La chambre éclata en applaudissemens. La deuxième lecture fut votée par 254 voix contre 243, la troisième par 216 voix contre 197. Les partisans de l’émancipation gagnaient donc du terrain à chaque discussion. La majorité, qui n’était que de 6 voix au début, avait fini par atteindre le chiffre de 19 voix. Cependant la partie n’était pas gagnée. La chambre des lords restait hostile à l’émancipation des catholiques. Peut-être aurait-elle cédé si le ministère avait pris en main la cause de la liberté religieuse. Malheureusement les ministres qui faisaient partie de la chambre haute, lord Liverpool, lord El don, lord Sidmouth, partageaient à cet égard les préjugés qui dominaient dans la pairie.
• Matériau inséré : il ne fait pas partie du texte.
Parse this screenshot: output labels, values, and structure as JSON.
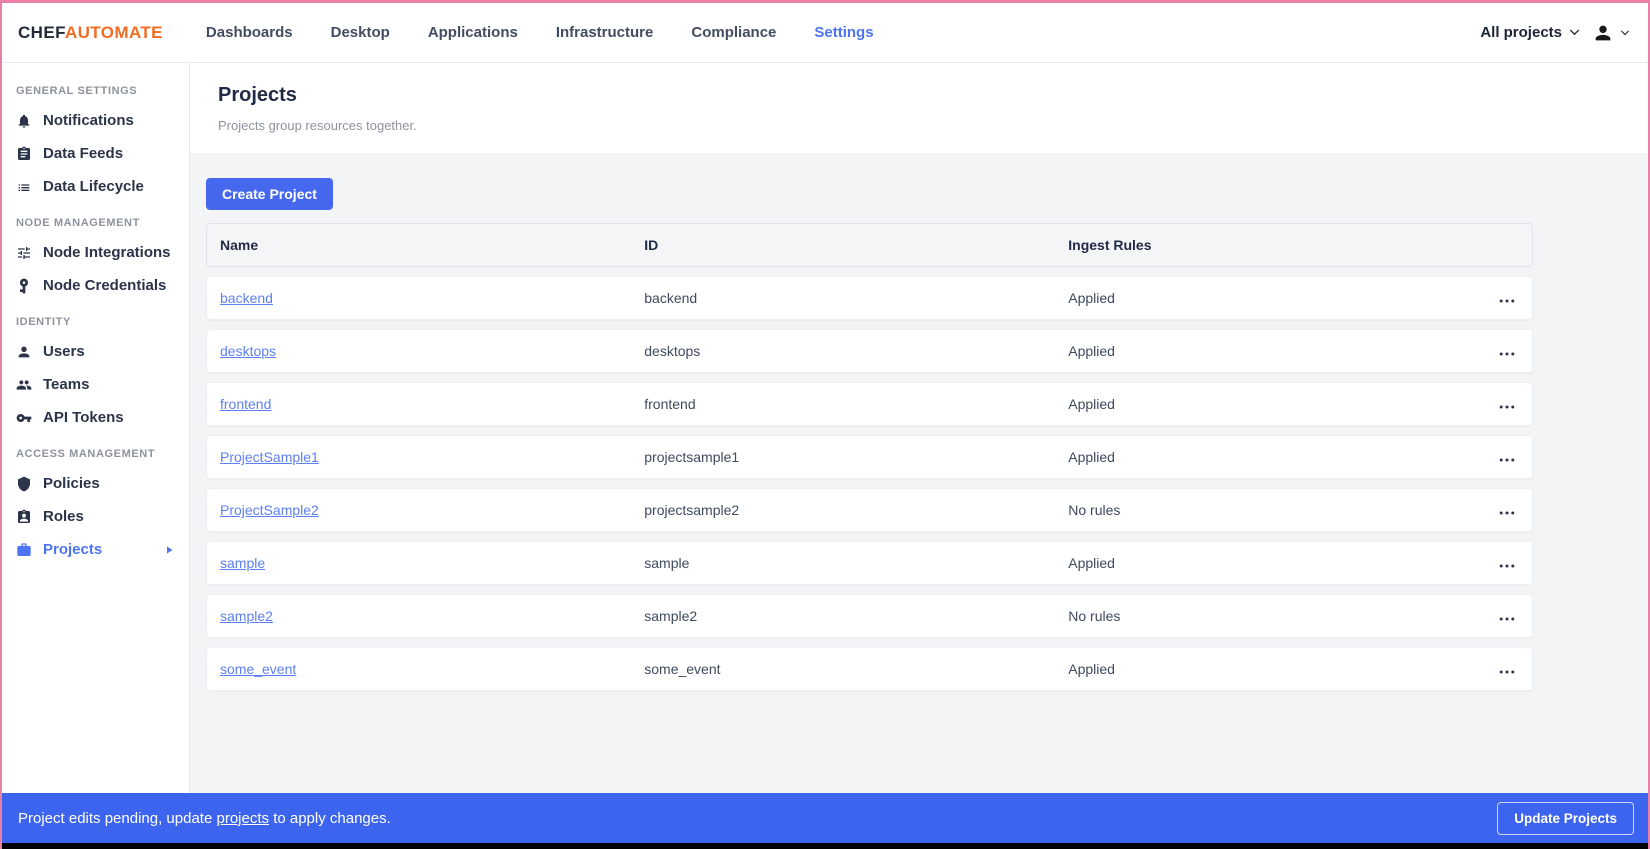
{
  "colors": {
    "frame_pink": "#ec7fa8",
    "brand_orange": "#f36c24",
    "accent_blue": "#4d74f2",
    "banner_blue": "#3c64ee",
    "page_bg": "#f3f4f6"
  },
  "topnav": {
    "brand_chef": "CHEF",
    "brand_automate": "AUTOMATE",
    "links": [
      {
        "label": "Dashboards",
        "active": false
      },
      {
        "label": "Desktop",
        "active": false
      },
      {
        "label": "Applications",
        "active": false
      },
      {
        "label": "Infrastructure",
        "active": false
      },
      {
        "label": "Compliance",
        "active": false
      },
      {
        "label": "Settings",
        "active": true
      }
    ],
    "projects_filter_label": "All projects"
  },
  "sidebar": {
    "sections": [
      {
        "header": "GENERAL SETTINGS",
        "items": [
          {
            "label": "Notifications",
            "icon": "bell-icon",
            "active": false
          },
          {
            "label": "Data Feeds",
            "icon": "clipboard-icon",
            "active": false
          },
          {
            "label": "Data Lifecycle",
            "icon": "list-icon",
            "active": false
          }
        ]
      },
      {
        "header": "NODE MANAGEMENT",
        "items": [
          {
            "label": "Node Integrations",
            "icon": "sliders-icon",
            "active": false
          },
          {
            "label": "Node Credentials",
            "icon": "key-vertical-icon",
            "active": false
          }
        ]
      },
      {
        "header": "IDENTITY",
        "items": [
          {
            "label": "Users",
            "icon": "user-icon",
            "active": false
          },
          {
            "label": "Teams",
            "icon": "users-icon",
            "active": false
          },
          {
            "label": "API Tokens",
            "icon": "key-icon",
            "active": false
          }
        ]
      },
      {
        "header": "ACCESS MANAGEMENT",
        "items": [
          {
            "label": "Policies",
            "icon": "shield-icon",
            "active": false
          },
          {
            "label": "Roles",
            "icon": "badge-icon",
            "active": false
          },
          {
            "label": "Projects",
            "icon": "briefcase-icon",
            "active": true
          }
        ]
      }
    ]
  },
  "main": {
    "title": "Projects",
    "subtitle": "Projects group resources together.",
    "create_button_label": "Create Project",
    "table": {
      "columns": [
        "Name",
        "ID",
        "Ingest Rules"
      ],
      "rows": [
        {
          "name": "backend",
          "id": "backend",
          "ingest": "Applied"
        },
        {
          "name": "desktops",
          "id": "desktops",
          "ingest": "Applied"
        },
        {
          "name": "frontend",
          "id": "frontend",
          "ingest": "Applied"
        },
        {
          "name": "ProjectSample1",
          "id": "projectsample1",
          "ingest": "Applied"
        },
        {
          "name": "ProjectSample2",
          "id": "projectsample2",
          "ingest": "No rules"
        },
        {
          "name": "sample",
          "id": "sample",
          "ingest": "Applied"
        },
        {
          "name": "sample2",
          "id": "sample2",
          "ingest": "No rules"
        },
        {
          "name": "some_event",
          "id": "some_event",
          "ingest": "Applied"
        }
      ]
    }
  },
  "banner": {
    "message_prefix": "Project edits pending, update",
    "link_text": "projects",
    "message_suffix": "to apply changes.",
    "button_label": "Update Projects"
  }
}
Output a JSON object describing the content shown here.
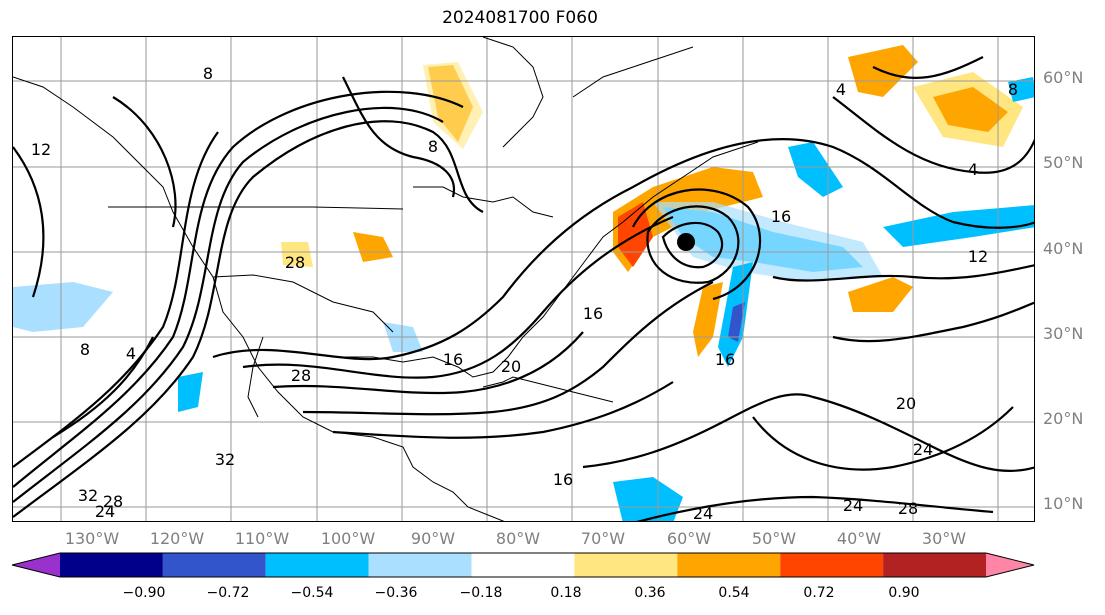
{
  "title": "2024081700 F060",
  "lat_labels": [
    "60°N",
    "50°N",
    "40°N",
    "30°N",
    "20°N",
    "10°N"
  ],
  "lon_labels": [
    "130°W",
    "120°W",
    "110°W",
    "100°W",
    "90°W",
    "80°W",
    "70°W",
    "60°W",
    "50°W",
    "40°W",
    "30°W"
  ],
  "contour_labels": [
    "8",
    "8",
    "8",
    "4",
    "4",
    "4",
    "12",
    "12",
    "16",
    "16",
    "16",
    "16",
    "16",
    "20",
    "20",
    "24",
    "24",
    "24",
    "28",
    "28",
    "28",
    "32",
    "8",
    "24",
    "28",
    "32"
  ],
  "colorbar": {
    "ticks": [
      "−0.90",
      "−0.72",
      "−0.54",
      "−0.36",
      "−0.18",
      "0.18",
      "0.36",
      "0.54",
      "0.72",
      "0.90"
    ],
    "colors": [
      "#9932cc",
      "#00008b",
      "#3355cc",
      "#00bfff",
      "#aadfff",
      "#ffffff",
      "#ffe680",
      "#ffa500",
      "#ff4500",
      "#b22222",
      "#ff85a7"
    ]
  }
}
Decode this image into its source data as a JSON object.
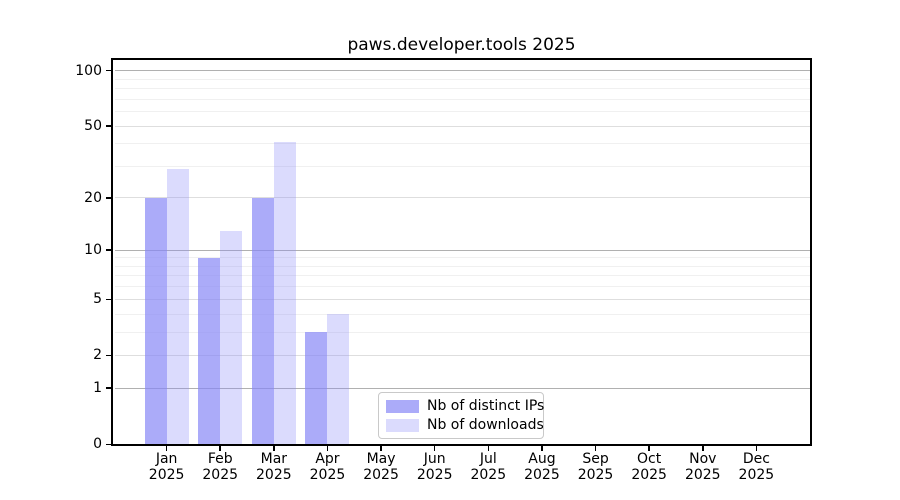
{
  "title": "paws.developer.tools 2025",
  "legend": {
    "items": [
      {
        "label": "Nb of distinct IPs",
        "alpha": 0.7
      },
      {
        "label": "Nb of downloads",
        "alpha": 0.3
      }
    ]
  },
  "colors": {
    "bar_base": "#8888f7",
    "ips_fill": "rgba(136,136,247,0.7)",
    "downloads_fill": "rgba(136,136,247,0.3)",
    "decade_grid": "#b0b0b0",
    "labeled_grid": "#dedede",
    "minor_grid": "#f0f0f0",
    "axis": "#000000"
  },
  "chart_data": {
    "type": "bar",
    "title": "paws.developer.tools 2025",
    "categories": [
      "Jan",
      "Feb",
      "Mar",
      "Apr",
      "May",
      "Jun",
      "Jul",
      "Aug",
      "Sep",
      "Oct",
      "Nov",
      "Dec"
    ],
    "year_label": "2025",
    "series": [
      {
        "name": "Nb of distinct IPs",
        "values": [
          20,
          9,
          20,
          3,
          0,
          0,
          0,
          0,
          0,
          0,
          0,
          0
        ]
      },
      {
        "name": "Nb of downloads",
        "values": [
          29,
          13,
          41,
          4,
          0,
          0,
          0,
          0,
          0,
          0,
          0,
          0
        ]
      }
    ],
    "xlabel": "",
    "ylabel": "",
    "yscale": "log1p",
    "ylim": [
      0,
      115
    ],
    "y_major_ticks": [
      0,
      1,
      2,
      5,
      10,
      20,
      50,
      100
    ],
    "y_decade_gridlines": [
      1,
      10,
      100
    ],
    "y_minor_gridlines": [
      3,
      4,
      6,
      7,
      8,
      9,
      30,
      40,
      60,
      70,
      80,
      90
    ],
    "grid": true,
    "legend_position": "lower center"
  }
}
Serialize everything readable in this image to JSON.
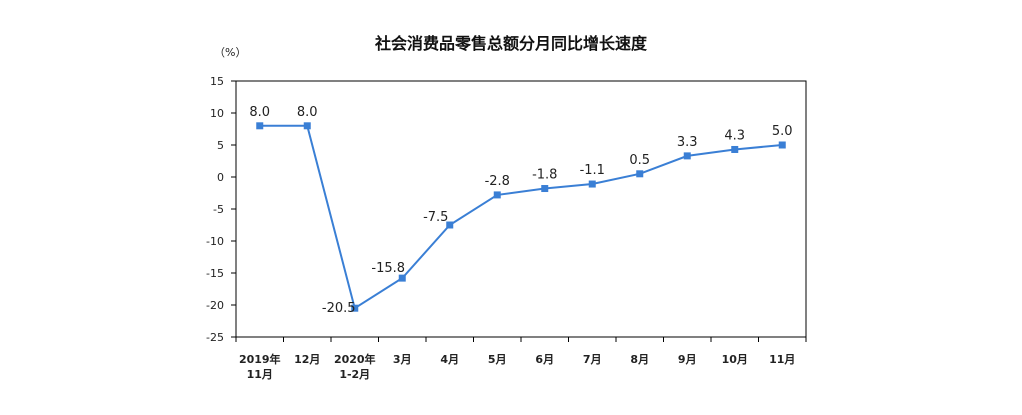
{
  "chart_data": {
    "type": "line",
    "title": "社会消费品零售总额分月同比增长速度",
    "y_unit": "（%）",
    "categories": [
      [
        "2019年",
        "11月"
      ],
      [
        "12月"
      ],
      [
        "2020年",
        "1-2月"
      ],
      [
        "3月"
      ],
      [
        "4月"
      ],
      [
        "5月"
      ],
      [
        "6月"
      ],
      [
        "7月"
      ],
      [
        "8月"
      ],
      [
        "9月"
      ],
      [
        "10月"
      ],
      [
        "11月"
      ]
    ],
    "values": [
      8.0,
      8.0,
      -20.5,
      -15.8,
      -7.5,
      -2.8,
      -1.8,
      -1.1,
      0.5,
      3.3,
      4.3,
      5.0
    ],
    "data_labels": [
      "8.0",
      "8.0",
      "-20.5",
      "-15.8",
      "-7.5",
      "-2.8",
      "-1.8",
      "-1.1",
      "0.5",
      "3.3",
      "4.3",
      "5.0"
    ],
    "ylim": [
      -25,
      15
    ],
    "yticks": [
      15,
      10,
      5,
      0,
      -5,
      -10,
      -15,
      -20,
      -25
    ],
    "grid": false,
    "legend": "none",
    "colors": {
      "line": "#3a7fd5",
      "axis": "#000000",
      "text": "#222222"
    }
  }
}
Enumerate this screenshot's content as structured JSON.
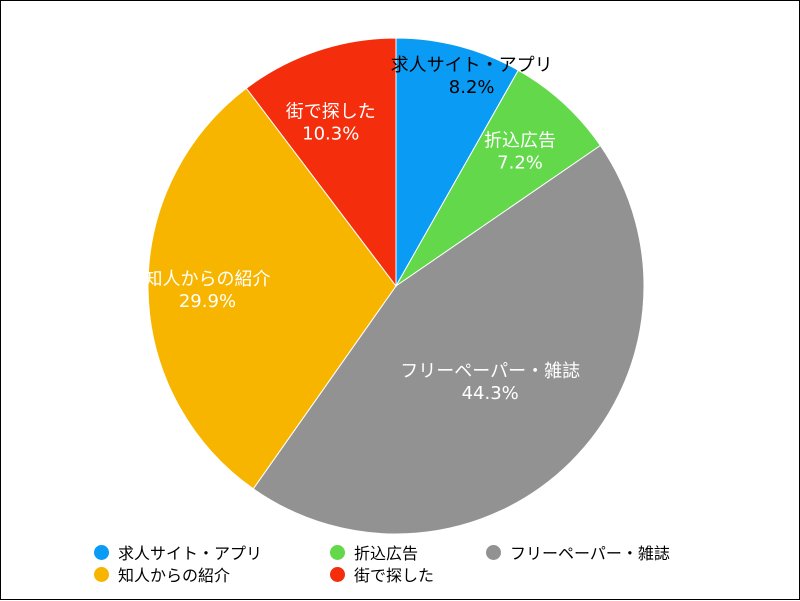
{
  "chart_data": {
    "type": "pie",
    "slices": [
      {
        "label": "求人サイト・アプリ",
        "value": 8.2,
        "display": "8.2%",
        "color": "#0A9BF5"
      },
      {
        "label": "折込広告",
        "value": 7.2,
        "display": "7.2%",
        "color": "#62D84A"
      },
      {
        "label": "フリーペーパー・雑誌",
        "value": 44.3,
        "display": "44.3%",
        "color": "#929292"
      },
      {
        "label": "知人からの紹介",
        "value": 29.9,
        "display": "29.9%",
        "color": "#F7B500"
      },
      {
        "label": "街で探した",
        "value": 10.3,
        "display": "10.3%",
        "color": "#F42E0D"
      }
    ],
    "start_angle": "12 o'clock",
    "direction": "clockwise",
    "legend_position": "bottom"
  }
}
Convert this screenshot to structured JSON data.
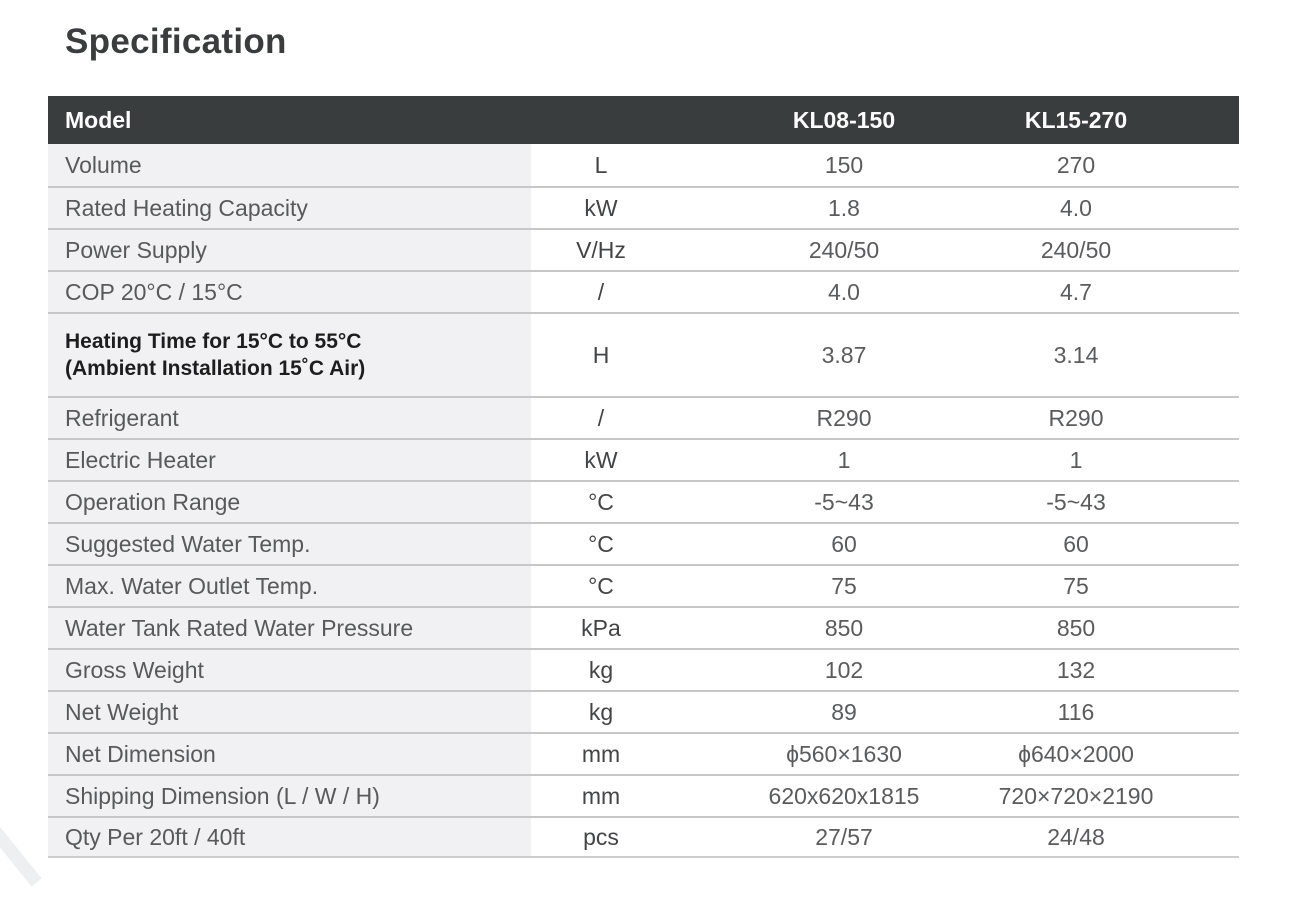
{
  "page": {
    "title": "Specification"
  },
  "table": {
    "header": {
      "model_label": "Model",
      "columns": [
        "KL08-150",
        "KL15-270"
      ]
    },
    "rows": [
      {
        "label": "Volume",
        "unit": "L",
        "values": [
          "150",
          "270"
        ]
      },
      {
        "label": "Rated Heating Capacity",
        "unit": "kW",
        "values": [
          "1.8",
          "4.0"
        ]
      },
      {
        "label": "Power Supply",
        "unit": "V/Hz",
        "values": [
          "240/50",
          "240/50"
        ]
      },
      {
        "label": "COP 20°C / 15°C",
        "unit": "/",
        "values": [
          "4.0",
          "4.7"
        ]
      },
      {
        "label": "Heating Time for 15°C to 55°C",
        "label_line2": "(Ambient Installation 15˚C Air)",
        "unit": "H",
        "values": [
          "3.87",
          "3.14"
        ],
        "bold": true
      },
      {
        "label": "Refrigerant",
        "unit": "/",
        "values": [
          "R290",
          "R290"
        ]
      },
      {
        "label": "Electric Heater",
        "unit": "kW",
        "values": [
          "1",
          "1"
        ]
      },
      {
        "label": "Operation Range",
        "unit": "°C",
        "values": [
          "-5~43",
          "-5~43"
        ]
      },
      {
        "label": "Suggested Water Temp.",
        "unit": "°C",
        "values": [
          "60",
          "60"
        ]
      },
      {
        "label": "Max. Water Outlet Temp.",
        "unit": "°C",
        "values": [
          "75",
          "75"
        ]
      },
      {
        "label": "Water Tank Rated Water Pressure",
        "unit": "kPa",
        "values": [
          "850",
          "850"
        ]
      },
      {
        "label": "Gross Weight",
        "unit": "kg",
        "values": [
          "102",
          "132"
        ]
      },
      {
        "label": "Net Weight",
        "unit": "kg",
        "values": [
          "89",
          "116"
        ]
      },
      {
        "label": "Net Dimension",
        "unit": "mm",
        "values": [
          "ϕ560×1630",
          "ϕ640×2000"
        ]
      },
      {
        "label": "Shipping Dimension (L / W / H)",
        "unit": "mm",
        "values": [
          "620x620x1815",
          "720×720×2190"
        ]
      },
      {
        "label": "Qty Per 20ft / 40ft",
        "unit": "pcs",
        "values": [
          "27/57",
          "24/48"
        ]
      }
    ]
  },
  "colors": {
    "header_bg": "#3a3d3d",
    "header_text": "#fdfdfd",
    "label_column_bg": "#f1f1f3",
    "row_separator": "#c6c7c9",
    "body_text": "#5a5b5d",
    "bold_row_text": "#1d1d1d",
    "title_text": "#3a3d3d",
    "page_bg": "#ffffff"
  }
}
Plus malheureusement encore l’un des frères du roi, le duc d’York, devenu l’héritier présomptif du trône depuis la mort de la princesse Charlotte, en 1817, vint apporter au parti protestant l’appui de son influence, de son vote et de sa parole : « Je suis profondément convaincu, dit-il dans le discours qu’il prononça à cette occasion, des dangers que présente la mesure proposée ; mon hostilité contre elle se fonde sur des principes que j’ai embrassés depuis le jour où j’ai été en état de penser par moi-même, et auxquels j’espère rester attaché jusqu’au dernier jour de ma vie. » Une déclaration si vigoureuse raffermit le courage des partisans de l’intolérance. Le Relief-Bill fut rejeté par 159 voix contre 120.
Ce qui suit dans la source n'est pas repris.